# Reuse Concrete Fence Post Pier & Fence Post Extraction



## JasonCA (Oct 5, 2010)

Hi Everyone, 

I am trying to remove my old fence and build a new fence.

I have few fence posts piers that are in great shape. However, the fence post itself has rotted. For these few fence post piers, I was able to fully extract the rotted fence posts. Now, I can easily slip in a new fence post without any issues. 

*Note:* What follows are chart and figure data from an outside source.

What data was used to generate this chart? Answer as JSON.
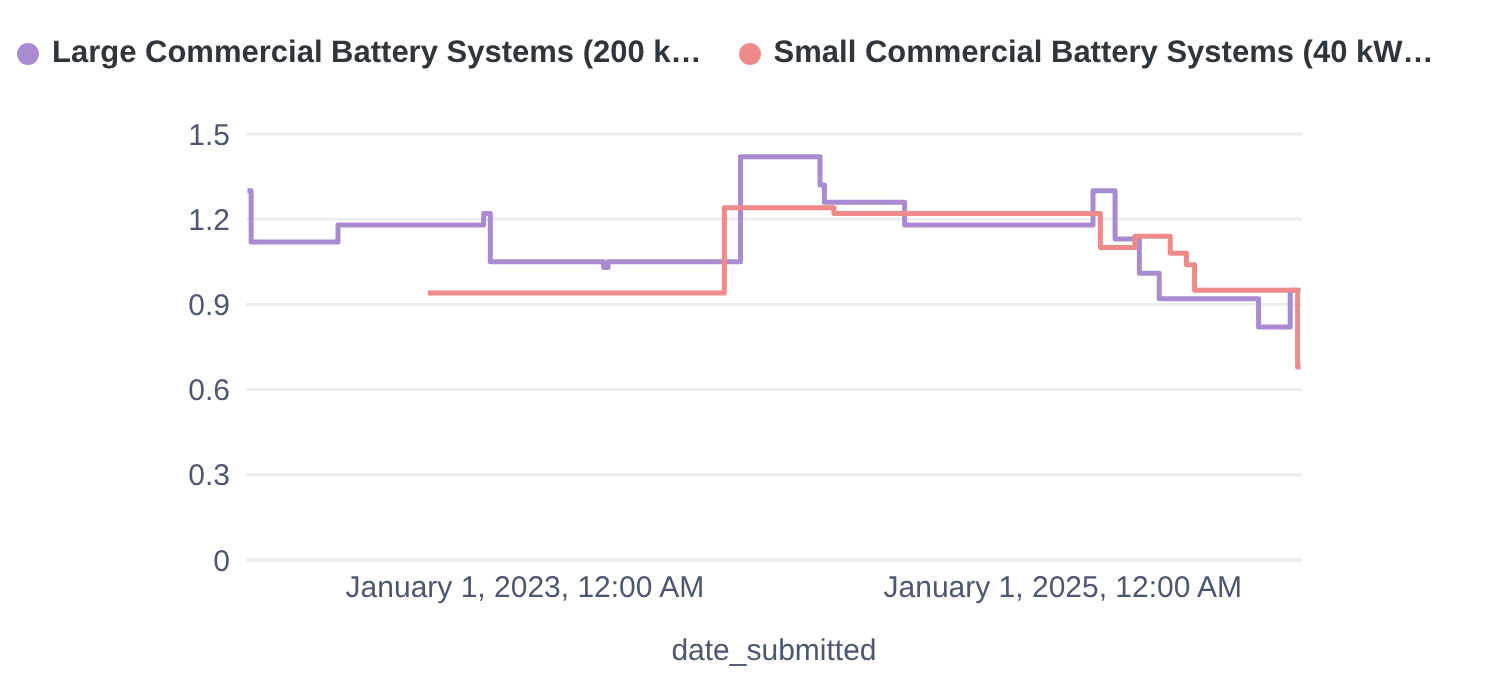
{
  "chart_data": {
    "type": "step",
    "xlabel": "date_submitted",
    "xlim": [
      "2021-12-18",
      "2025-11-22"
    ],
    "xticks": [
      {
        "value": "2023-01-01",
        "label": "January 1, 2023, 12:00 AM"
      },
      {
        "value": "2025-01-01",
        "label": "January 1, 2025, 12:00 AM"
      }
    ],
    "ylim": [
      0,
      1.5
    ],
    "yticks": [
      0,
      0.3,
      0.6,
      0.9,
      1.2,
      1.5
    ],
    "grid": "y",
    "legend": "top left",
    "marker": "none",
    "line_style": "solid",
    "series": [
      {
        "name": "Large Commercial Battery Systems (200 k…",
        "color": "#a98bd1",
        "x": [
          "2021-12-20",
          "2021-12-25",
          "2022-04-22",
          "2022-11-06",
          "2022-11-15",
          "2023-04-18",
          "2023-04-24",
          "2023-10-21",
          "2024-02-06",
          "2024-02-12",
          "2024-05-31",
          "2025-02-11",
          "2025-03-13",
          "2025-04-15",
          "2025-05-12",
          "2025-09-24",
          "2025-11-06",
          "2025-11-20"
        ],
        "values": [
          1.3,
          1.12,
          1.18,
          1.22,
          1.05,
          1.03,
          1.05,
          1.42,
          1.32,
          1.26,
          1.18,
          1.3,
          1.13,
          1.01,
          0.92,
          0.82,
          0.95,
          0.95
        ]
      },
      {
        "name": "Small Commercial Battery Systems (40 kW…",
        "color": "#ef8a8a",
        "x": [
          "2022-08-22",
          "2023-09-29",
          "2024-02-25",
          "2025-02-21",
          "2025-04-09",
          "2025-05-27",
          "2025-06-18",
          "2025-06-29",
          "2025-11-16",
          "2025-11-20"
        ],
        "values": [
          0.94,
          1.24,
          1.22,
          1.1,
          1.14,
          1.08,
          1.04,
          0.95,
          0.68,
          0.68
        ]
      }
    ]
  }
}
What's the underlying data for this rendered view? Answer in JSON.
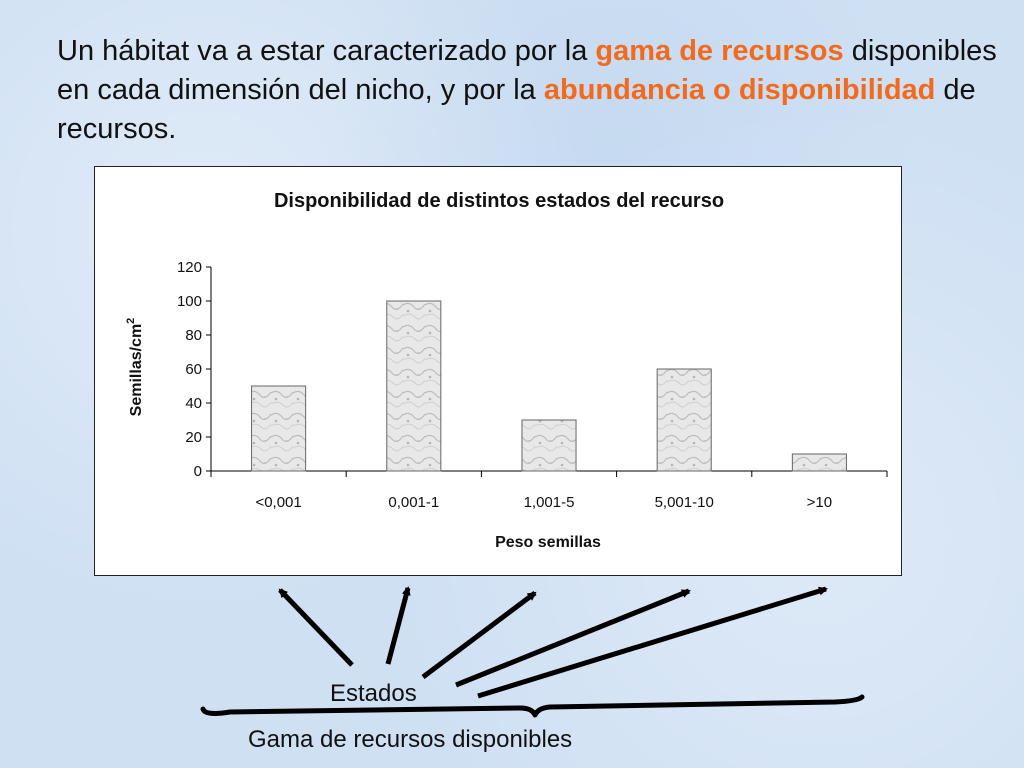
{
  "headline": {
    "p1": "Un hábitat va a estar caracterizado por la ",
    "h1": "gama de recursos",
    "p2": " disponibles en cada dimensión del nicho, y por la ",
    "h2": "abundancia o disponibilidad",
    "p3": " de recursos."
  },
  "chart_data": {
    "type": "bar",
    "title": "Disponibilidad de distintos estados del recurso",
    "xlabel": "Peso semillas",
    "ylabel": "Semillas/cm",
    "ylabel_sup": "2",
    "categories": [
      "<0,001",
      "0,001-1",
      "1,001-5",
      "5,001-10",
      ">10"
    ],
    "values": [
      50,
      100,
      30,
      60,
      10
    ],
    "ylim": [
      0,
      120
    ],
    "yticks": [
      0,
      20,
      40,
      60,
      80,
      100,
      120
    ],
    "grid": false,
    "legend": "none"
  },
  "annotations": {
    "estados": "Estados",
    "gama": "Gama de recursos disponibles"
  },
  "colors": {
    "highlight": "#f26a1d",
    "arrow": "#000000",
    "bar_fill": "#e6e6e6",
    "bar_stroke": "#666666"
  }
}
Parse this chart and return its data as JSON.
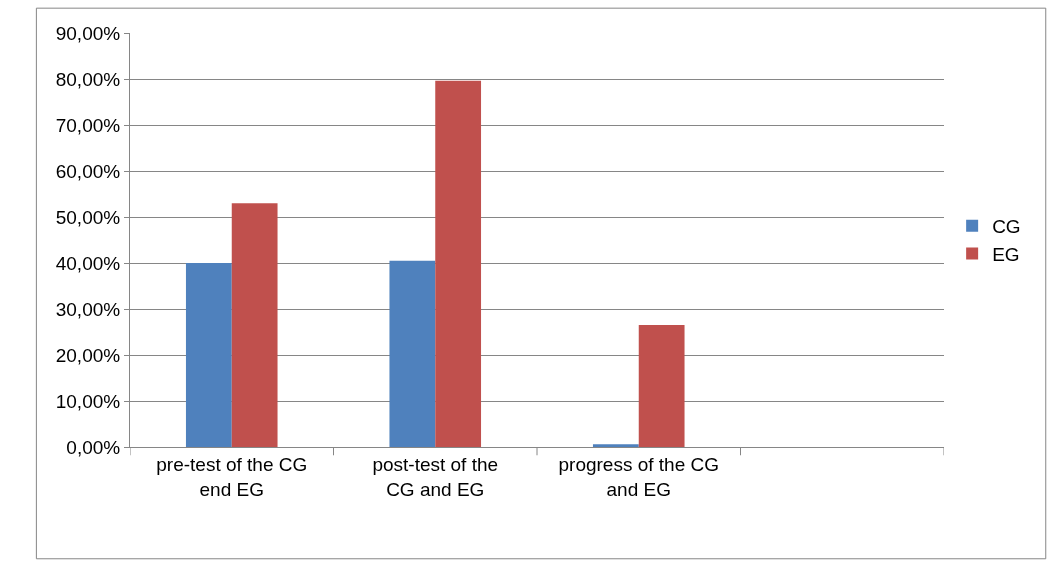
{
  "chart_data": {
    "type": "bar",
    "categories": [
      "pre-test of the CG end EG",
      "post-test of the CG and EG",
      "progress of the CG and EG",
      null
    ],
    "series": [
      {
        "name": "CG",
        "color": "#4f81bd",
        "values": [
          40.0,
          40.5,
          0.6,
          null
        ]
      },
      {
        "name": "EG",
        "color": "#c0504d",
        "values": [
          53.0,
          79.6,
          26.5,
          null
        ]
      }
    ],
    "ylim": [
      0,
      90
    ],
    "yticks": [
      {
        "value": 0,
        "label": "0,00%"
      },
      {
        "value": 10,
        "label": "10,00%"
      },
      {
        "value": 20,
        "label": "20,00%"
      },
      {
        "value": 30,
        "label": "30,00%"
      },
      {
        "value": 40,
        "label": "40,00%"
      },
      {
        "value": 50,
        "label": "50,00%"
      },
      {
        "value": 60,
        "label": "60,00%"
      },
      {
        "value": 70,
        "label": "70,00%"
      },
      {
        "value": 80,
        "label": "80,00%"
      },
      {
        "value": 90,
        "label": "90,00%"
      }
    ],
    "grid": "y",
    "legend": "right"
  }
}
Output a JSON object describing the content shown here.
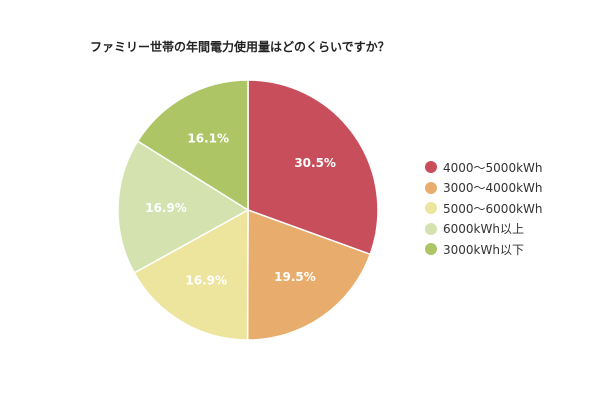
{
  "chart_data": {
    "type": "pie",
    "title": "ファミリー世帯の年間電力使用量はどのくらいですか？",
    "unit": "%",
    "legend_position": "right",
    "slices": [
      {
        "label": "4000〜5000kWh",
        "value": 30.5,
        "value_label": "30.5%",
        "color": "#c84e5c"
      },
      {
        "label": "3000〜4000kWh",
        "value": 19.5,
        "value_label": "19.5%",
        "color": "#e8ad6c"
      },
      {
        "label": "5000〜6000kWh",
        "value": 16.9,
        "value_label": "16.9%",
        "color": "#ede59e"
      },
      {
        "label": "6000kWh以上",
        "value": 16.9,
        "value_label": "16.9%",
        "color": "#d3e2ae"
      },
      {
        "label": "3000kWh以下",
        "value": 16.1,
        "value_label": "16.1%",
        "color": "#aec566"
      }
    ]
  }
}
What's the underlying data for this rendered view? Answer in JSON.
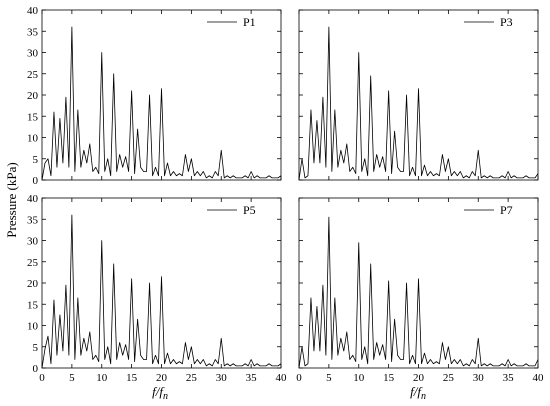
{
  "chart_data": {
    "type": "line",
    "ylabel": "Pressure (kPa)",
    "xlabel_main": "f",
    "xlabel_sep": "/",
    "xlabel_den": "f",
    "xlabel_sub": "n",
    "xlim": [
      0,
      40
    ],
    "ylim": [
      0,
      40
    ],
    "xticks": [
      0,
      5,
      10,
      15,
      20,
      25,
      30,
      35,
      40
    ],
    "yticks": [
      0,
      5,
      10,
      15,
      20,
      25,
      30,
      35,
      40
    ],
    "grid": false,
    "legend_position": "top-right",
    "colors": {
      "line": "#000000",
      "background": "#ffffff"
    },
    "panels": [
      {
        "name": "P1",
        "x": [
          0,
          0.5,
          1,
          1.5,
          2,
          2.5,
          3,
          3.5,
          4,
          4.5,
          5,
          5.5,
          6,
          6.5,
          7,
          7.5,
          8,
          8.5,
          9,
          9.5,
          10,
          10.5,
          11,
          11.5,
          12,
          12.5,
          13,
          13.5,
          14,
          14.5,
          15,
          15.5,
          16,
          16.5,
          17,
          17.5,
          18,
          18.5,
          19,
          19.5,
          20,
          20.5,
          21,
          21.5,
          22,
          22.5,
          23,
          23.5,
          24,
          24.5,
          25,
          25.5,
          26,
          26.5,
          27,
          27.5,
          28,
          28.5,
          29,
          29.5,
          30,
          30.5,
          31,
          31.5,
          32,
          32.5,
          33,
          33.5,
          34,
          34.5,
          35,
          35.5,
          36,
          36.5,
          37,
          37.5,
          38,
          38.5,
          39,
          39.5,
          40
        ],
        "y": [
          0,
          4,
          5,
          1,
          16,
          3,
          14.5,
          4,
          19.5,
          3,
          36,
          2,
          16.5,
          3,
          7,
          4,
          8.5,
          2,
          3,
          1.5,
          30,
          2,
          5,
          1,
          25,
          2,
          6,
          3,
          5.5,
          2,
          21,
          1.5,
          12,
          3,
          2,
          2,
          20,
          1,
          3,
          1,
          21.5,
          1,
          4,
          1,
          2,
          1,
          1.5,
          1,
          6,
          2,
          5,
          1,
          2,
          1,
          2,
          0.5,
          1,
          0.5,
          2,
          1,
          7,
          0.5,
          1,
          0.5,
          1,
          0.5,
          0.5,
          0.5,
          1,
          0.5,
          2,
          0.5,
          1,
          0.5,
          0.5,
          0.5,
          1,
          0.5,
          0.5,
          0.5,
          1
        ]
      },
      {
        "name": "P3",
        "x": [
          0,
          0.5,
          1,
          1.5,
          2,
          2.5,
          3,
          3.5,
          4,
          4.5,
          5,
          5.5,
          6,
          6.5,
          7,
          7.5,
          8,
          8.5,
          9,
          9.5,
          10,
          10.5,
          11,
          11.5,
          12,
          12.5,
          13,
          13.5,
          14,
          14.5,
          15,
          15.5,
          16,
          16.5,
          17,
          17.5,
          18,
          18.5,
          19,
          19.5,
          20,
          20.5,
          21,
          21.5,
          22,
          22.5,
          23,
          23.5,
          24,
          24.5,
          25,
          25.5,
          26,
          26.5,
          27,
          27.5,
          28,
          28.5,
          29,
          29.5,
          30,
          30.5,
          31,
          31.5,
          32,
          32.5,
          33,
          33.5,
          34,
          34.5,
          35,
          35.5,
          36,
          36.5,
          37,
          37.5,
          38,
          38.5,
          39,
          39.5,
          40
        ],
        "y": [
          0,
          5,
          0.5,
          1,
          16.5,
          4,
          14,
          4,
          19.5,
          3,
          36,
          2,
          16.5,
          3,
          7,
          4,
          8.5,
          2,
          3,
          1.5,
          30,
          2,
          5,
          1,
          24.5,
          2,
          6,
          3,
          5.5,
          2,
          21,
          1.5,
          11.5,
          3,
          2,
          2,
          20,
          1,
          3,
          1,
          21.5,
          1,
          3.5,
          1,
          2,
          1,
          1.5,
          1,
          6,
          2,
          5,
          1,
          2,
          1,
          2,
          0.5,
          1,
          0.5,
          2,
          1,
          7,
          0.5,
          1,
          0.5,
          1,
          0.5,
          0.5,
          0.5,
          1,
          0.5,
          2,
          0.5,
          1,
          0.5,
          0.5,
          0.5,
          1,
          0.5,
          0.5,
          0.5,
          1.5
        ]
      },
      {
        "name": "P5",
        "x": [
          0,
          0.5,
          1,
          1.5,
          2,
          2.5,
          3,
          3.5,
          4,
          4.5,
          5,
          5.5,
          6,
          6.5,
          7,
          7.5,
          8,
          8.5,
          9,
          9.5,
          10,
          10.5,
          11,
          11.5,
          12,
          12.5,
          13,
          13.5,
          14,
          14.5,
          15,
          15.5,
          16,
          16.5,
          17,
          17.5,
          18,
          18.5,
          19,
          19.5,
          20,
          20.5,
          21,
          21.5,
          22,
          22.5,
          23,
          23.5,
          24,
          24.5,
          25,
          25.5,
          26,
          26.5,
          27,
          27.5,
          28,
          28.5,
          29,
          29.5,
          30,
          30.5,
          31,
          31.5,
          32,
          32.5,
          33,
          33.5,
          34,
          34.5,
          35,
          35.5,
          36,
          36.5,
          37,
          37.5,
          38,
          38.5,
          39,
          39.5,
          40
        ],
        "y": [
          0,
          4.5,
          7.5,
          1,
          16,
          3,
          12.5,
          4,
          19.5,
          3,
          36,
          2,
          16.5,
          3,
          7,
          4,
          8.5,
          2,
          3,
          1.5,
          30,
          2,
          5,
          1,
          24.5,
          2,
          6,
          3,
          5.5,
          2,
          21,
          1.5,
          11.5,
          3,
          2,
          2,
          20,
          1,
          3,
          1,
          21.5,
          1,
          3.5,
          1,
          2,
          1,
          1.5,
          1,
          6,
          2,
          5,
          1,
          2,
          1,
          2,
          0.5,
          1,
          0.5,
          2,
          1,
          7,
          0.5,
          1,
          0.5,
          1,
          0.5,
          0.5,
          0.5,
          1,
          0.5,
          2,
          0.5,
          1,
          0.5,
          0.5,
          0.5,
          1,
          0.5,
          0.5,
          0.5,
          1
        ]
      },
      {
        "name": "P7",
        "x": [
          0,
          0.5,
          1,
          1.5,
          2,
          2.5,
          3,
          3.5,
          4,
          4.5,
          5,
          5.5,
          6,
          6.5,
          7,
          7.5,
          8,
          8.5,
          9,
          9.5,
          10,
          10.5,
          11,
          11.5,
          12,
          12.5,
          13,
          13.5,
          14,
          14.5,
          15,
          15.5,
          16,
          16.5,
          17,
          17.5,
          18,
          18.5,
          19,
          19.5,
          20,
          20.5,
          21,
          21.5,
          22,
          22.5,
          23,
          23.5,
          24,
          24.5,
          25,
          25.5,
          26,
          26.5,
          27,
          27.5,
          28,
          28.5,
          29,
          29.5,
          30,
          30.5,
          31,
          31.5,
          32,
          32.5,
          33,
          33.5,
          34,
          34.5,
          35,
          35.5,
          36,
          36.5,
          37,
          37.5,
          38,
          38.5,
          39,
          39.5,
          40
        ],
        "y": [
          0,
          5,
          0.5,
          1,
          16.5,
          4,
          14.5,
          4,
          19.5,
          3,
          35.5,
          2,
          16.5,
          3,
          7,
          4,
          8.5,
          2,
          3,
          1.5,
          29.5,
          2,
          5,
          1,
          24.5,
          2,
          6,
          3,
          5.5,
          2,
          20.5,
          1.5,
          11.5,
          3,
          2,
          2,
          20,
          1,
          3,
          1,
          21,
          1,
          3.5,
          1,
          2,
          1,
          1.5,
          1,
          6,
          2,
          5,
          1,
          2,
          1,
          2,
          0.5,
          1,
          0.5,
          2,
          1,
          7,
          0.5,
          1,
          0.5,
          1,
          0.5,
          0.5,
          0.5,
          1,
          0.5,
          2,
          0.5,
          1,
          0.5,
          0.5,
          0.5,
          1,
          0.5,
          0.5,
          0.5,
          2
        ]
      }
    ]
  }
}
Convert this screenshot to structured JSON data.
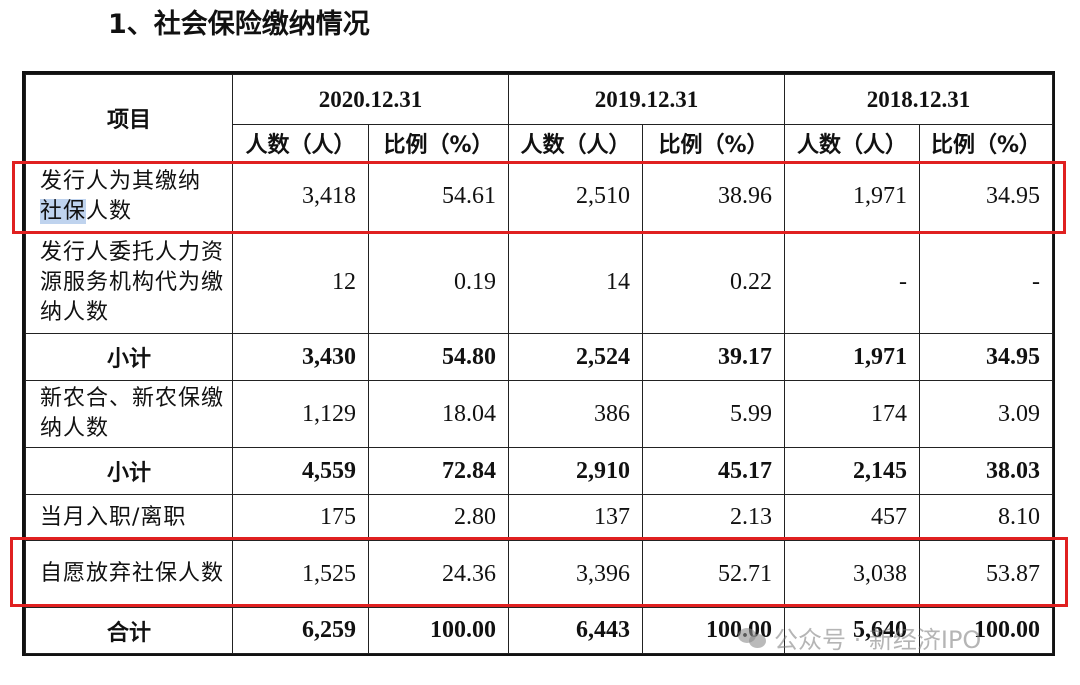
{
  "heading": "1、社会保险缴纳情况",
  "table": {
    "item_header": "项目",
    "years": [
      "2020.12.31",
      "2019.12.31",
      "2018.12.31"
    ],
    "sub_headers": [
      "人数（人）",
      "比例（%）"
    ],
    "rows": [
      {
        "label_parts": [
          "发行人为其缴纳",
          "社保",
          "人数"
        ],
        "values": [
          "3,418",
          "54.61",
          "2,510",
          "38.96",
          "1,971",
          "34.95"
        ]
      },
      {
        "label": "发行人委托人力资源服务机构代为缴纳人数",
        "values": [
          "12",
          "0.19",
          "14",
          "0.22",
          "-",
          "-"
        ]
      },
      {
        "label": "小计",
        "values": [
          "3,430",
          "54.80",
          "2,524",
          "39.17",
          "1,971",
          "34.95"
        ]
      },
      {
        "label": "新农合、新农保缴纳人数",
        "values": [
          "1,129",
          "18.04",
          "386",
          "5.99",
          "174",
          "3.09"
        ]
      },
      {
        "label": "小计",
        "values": [
          "4,559",
          "72.84",
          "2,910",
          "45.17",
          "2,145",
          "38.03"
        ]
      },
      {
        "label": "当月入职/离职",
        "values": [
          "175",
          "2.80",
          "137",
          "2.13",
          "457",
          "8.10"
        ]
      },
      {
        "label": "自愿放弃社保人数",
        "values": [
          "1,525",
          "24.36",
          "3,396",
          "52.71",
          "3,038",
          "53.87"
        ]
      },
      {
        "label": "合计",
        "values": [
          "6,259",
          "100.00",
          "6,443",
          "100.00",
          "5,640",
          "100.00"
        ]
      }
    ]
  },
  "highlight_color": "#e02020",
  "watermark": {
    "text": "公众号 · 新经济IPO",
    "icon": "wechat-icon"
  }
}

The fence post piers that I have go about 5 feet deep. Because of this it makes it difficult to simply remove the piers themselves. Considering I can now just slip in a new fence post, I was wondering the following:

*Primary Question:*

What would be the best way to secure the fence post in the pier to make it sturdy and to not wobble in the fence post pier? Someone in the past suggested to put silicon between the cracks, but I am not sure what silicon I could use or even if that would be advisable? Others, have said to put concrete between the cracks of the fence post pier and the fence post itself? However, concrete is sort of thick. I am not sure it would go easily between the cracks. The fence posts fit quite snug, but still are a bit loose. 

*Secondary Question:*

For a few other fence posts, I have broken off the fence post, and now the wood is stuck in the fence post pier itself. Is there anyway to remove the wood from the concrete? Like drill out the wood from the fence post pier? Somehow break up the wood in the fence post pier? Or somehow put something into the wood that will grab the wood and pull it out? Any good ways to do this? 

Look forward to everyone's input. :thumbsup:

Thanks,

Jason


----------



## jcrack_corn (Jun 21, 2008)

I dont think what you are doing is generally recommended....it really wont offer any protection from wind blowing the fence up and out. And if you are in a freeze zone, water will get in those spaces and eventually it will all fail.

That being said I would fill those holes with hydraulic cement and then quickly get the new post in....it binds to concrete and expands...i've had good luck with it in the past.

Be careful with it, it doesnt come off of anything once on it (nearby structures, fence wood, etc). It also gets pretty hot as it cures if you get it on you. And it sets up quickly, you have only a few minutes of working time. One post at a time.


----------



## Ravenworks (Oct 31, 2010)

If you are going to all this trouble what don't you just offset the new post and put them in new holes,it's the right way,what's a bag of cement cost 4 buck's?


----------